I keep saying futility. Let me explain.

Mullany’s poems are as equally sparse as Young’s Easter Rabbit, but there is a futility in Mullany’s lines that brought to my chest a feeling I’ve been wrestling with the past few months, a “what does anything matter” question that is perhaps as cliche’ as it is historic, that’s perhaps best exemplified in the poem “Important”:

The newspaper said a painter who is dead and whose
paintings are exhibited in museums in the country
he spent most of his life in, as well as in museums in
other countries, would have been one hundred today.

I read that poem over at least 5 times last night, I thought of the painter’s life, I thought of my life. I laughed. My cat stirred. I laughed more quietly.

I went back and reread previous poems, the dark and quiet irony of “Important” coloring everything now.

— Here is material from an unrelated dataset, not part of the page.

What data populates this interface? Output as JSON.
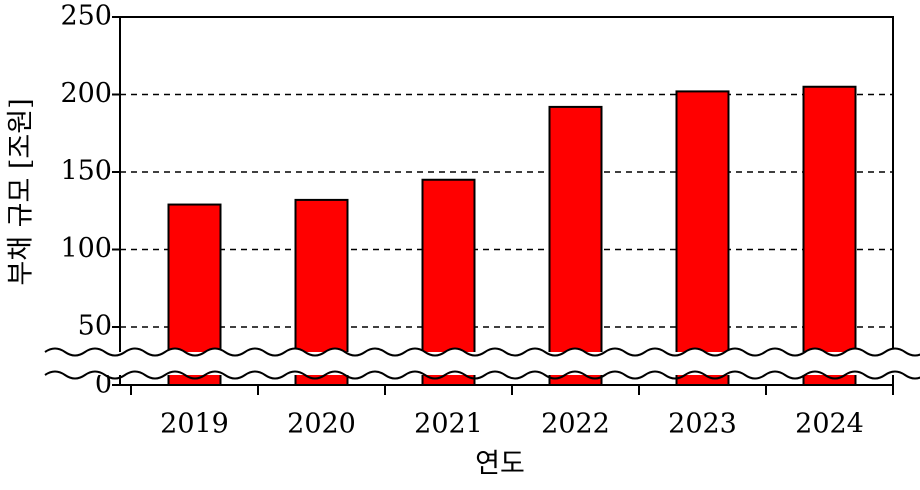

I read “A Suicide in the Family,” and understood the how useless words can be:

The doorbell rings. Or a mountain
speaks to a mountain

in a language only
mountains understand.

I read “The Birthday Present Analogy”, and finally got the joke:

Inside the box, you
find another

box. And so
on. It is only

a joke if
there is a first

and a final

After I stopped laughing, I sent an email. I picked up my cat, cradled her in my arms. I carried her in to bed and rested her next to my wife. I took off my glasses, plugged my phone in to charge, set my alarm for the morning.

I have plenty to do before I find the final box. And so do you. You have this book to read at least. Whatever you do after that, do it well, and take care.